Question

Solve \[{{e}^{-\log {{e}^{2}}}}\].

Answer 1

Hint: We are given an expression based on logarithm function and the exponential function. We have to solve the expression and obtain the value for the same. The expression first needs to be reduced and then the value be obtained. We know that, \[a\log b=\log {{b}^{a}}\] and using this we will rearrange the expression a bit so that the expression can be easily simplified. While obtaining the value, we will put \[{{\log }_{10}}e=0.4342\] and then compute further to obtain the value of the given expression. Hence, we will have the required value.

Complete step by step answer:
According to the given question, we are given an expression and we are asked to solve the expression. The expression given to us is,
\[{{e}^{-\log {{e}^{2}}}}\]
We can see that the above expression has a logarithm function and an exponential function. We will be using their properties in order to solve the expression and hence obtain the value of the expression.
We know that, \[a\log b=\log {{b}^{a}}\] and we will use this to solve the expression.
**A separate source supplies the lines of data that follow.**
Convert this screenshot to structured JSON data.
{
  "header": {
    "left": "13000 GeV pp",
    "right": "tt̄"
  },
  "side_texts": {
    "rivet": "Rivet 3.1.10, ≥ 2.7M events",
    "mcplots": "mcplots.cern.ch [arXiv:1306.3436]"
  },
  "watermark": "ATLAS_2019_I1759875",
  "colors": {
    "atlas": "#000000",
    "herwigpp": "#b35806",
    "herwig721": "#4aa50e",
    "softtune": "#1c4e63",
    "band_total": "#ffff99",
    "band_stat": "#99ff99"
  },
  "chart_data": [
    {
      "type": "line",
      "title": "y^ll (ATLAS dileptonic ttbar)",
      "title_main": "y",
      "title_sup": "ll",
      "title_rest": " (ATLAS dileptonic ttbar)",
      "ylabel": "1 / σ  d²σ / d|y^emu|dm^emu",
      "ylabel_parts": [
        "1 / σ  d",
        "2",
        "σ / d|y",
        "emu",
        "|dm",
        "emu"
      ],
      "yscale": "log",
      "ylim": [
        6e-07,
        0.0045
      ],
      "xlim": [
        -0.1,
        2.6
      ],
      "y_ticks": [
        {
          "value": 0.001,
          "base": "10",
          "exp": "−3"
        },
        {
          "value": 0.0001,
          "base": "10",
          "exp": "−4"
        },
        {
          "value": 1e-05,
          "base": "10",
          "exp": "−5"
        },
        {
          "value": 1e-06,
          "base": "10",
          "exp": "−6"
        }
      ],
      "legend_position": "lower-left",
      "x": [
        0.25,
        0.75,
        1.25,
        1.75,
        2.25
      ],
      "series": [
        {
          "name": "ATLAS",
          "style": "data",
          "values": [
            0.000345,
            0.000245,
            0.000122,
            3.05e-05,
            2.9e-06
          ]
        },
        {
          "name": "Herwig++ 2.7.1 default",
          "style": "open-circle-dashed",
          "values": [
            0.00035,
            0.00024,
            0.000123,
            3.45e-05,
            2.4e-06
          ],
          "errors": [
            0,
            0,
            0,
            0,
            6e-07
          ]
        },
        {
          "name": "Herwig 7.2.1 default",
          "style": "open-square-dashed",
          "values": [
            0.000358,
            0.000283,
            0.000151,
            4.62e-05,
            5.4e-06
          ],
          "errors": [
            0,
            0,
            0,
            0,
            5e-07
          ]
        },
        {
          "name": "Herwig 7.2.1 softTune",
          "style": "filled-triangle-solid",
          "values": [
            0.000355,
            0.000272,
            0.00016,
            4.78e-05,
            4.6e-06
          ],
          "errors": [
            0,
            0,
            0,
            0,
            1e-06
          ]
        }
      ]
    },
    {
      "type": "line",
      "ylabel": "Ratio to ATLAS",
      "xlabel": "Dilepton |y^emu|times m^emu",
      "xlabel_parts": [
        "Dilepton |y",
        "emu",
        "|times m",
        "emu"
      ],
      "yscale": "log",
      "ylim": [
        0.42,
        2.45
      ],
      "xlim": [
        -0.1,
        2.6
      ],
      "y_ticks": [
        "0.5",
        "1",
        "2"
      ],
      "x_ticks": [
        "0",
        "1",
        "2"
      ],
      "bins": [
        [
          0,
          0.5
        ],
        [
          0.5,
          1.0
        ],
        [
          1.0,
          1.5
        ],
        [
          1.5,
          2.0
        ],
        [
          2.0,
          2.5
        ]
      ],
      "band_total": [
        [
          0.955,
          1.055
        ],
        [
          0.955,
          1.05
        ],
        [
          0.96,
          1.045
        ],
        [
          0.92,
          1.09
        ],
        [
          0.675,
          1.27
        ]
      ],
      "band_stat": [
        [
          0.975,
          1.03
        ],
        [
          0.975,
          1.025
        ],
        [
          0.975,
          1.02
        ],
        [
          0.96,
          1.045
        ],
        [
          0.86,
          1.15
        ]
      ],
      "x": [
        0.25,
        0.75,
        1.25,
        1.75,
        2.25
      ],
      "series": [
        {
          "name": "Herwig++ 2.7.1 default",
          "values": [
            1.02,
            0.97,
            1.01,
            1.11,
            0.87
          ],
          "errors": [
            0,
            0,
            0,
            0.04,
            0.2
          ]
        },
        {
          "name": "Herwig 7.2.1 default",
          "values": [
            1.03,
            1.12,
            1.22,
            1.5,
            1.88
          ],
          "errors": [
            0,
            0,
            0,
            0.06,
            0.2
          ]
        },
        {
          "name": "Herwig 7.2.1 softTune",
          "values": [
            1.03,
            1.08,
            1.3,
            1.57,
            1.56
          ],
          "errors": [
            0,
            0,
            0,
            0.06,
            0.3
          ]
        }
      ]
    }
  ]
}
We can rewrite the given expression as,
\[\Rightarrow {{e}^{\log {{e}^{-2}}}}\]
Using the property again, we get,
\[\Rightarrow {{e}^{-2\log e}}\]
Now, we know that the value of \[{{\log }_{10}}e=0.4342\], applying this value in our expression, we have the value of the expression as,
\[\Rightarrow {{e}^{-2\left( 0.4342 \right)}}\]
We get the new expression as,
\[\Rightarrow {{e}^{-0.8486}}\]
\[\Rightarrow 0.4280\]
Therefore, the value of the given expression is \[{{e}^{-0.8486}}\] or 0.4280.

Note: The use of logarithm property should be carefully done or else the exponential terms will get unnecessarily cancelled. We also know that, \[{{e}^{\log }}=1\]. But, it should be used with the clear idea of getting the expression reduced else might create more complexity in the question.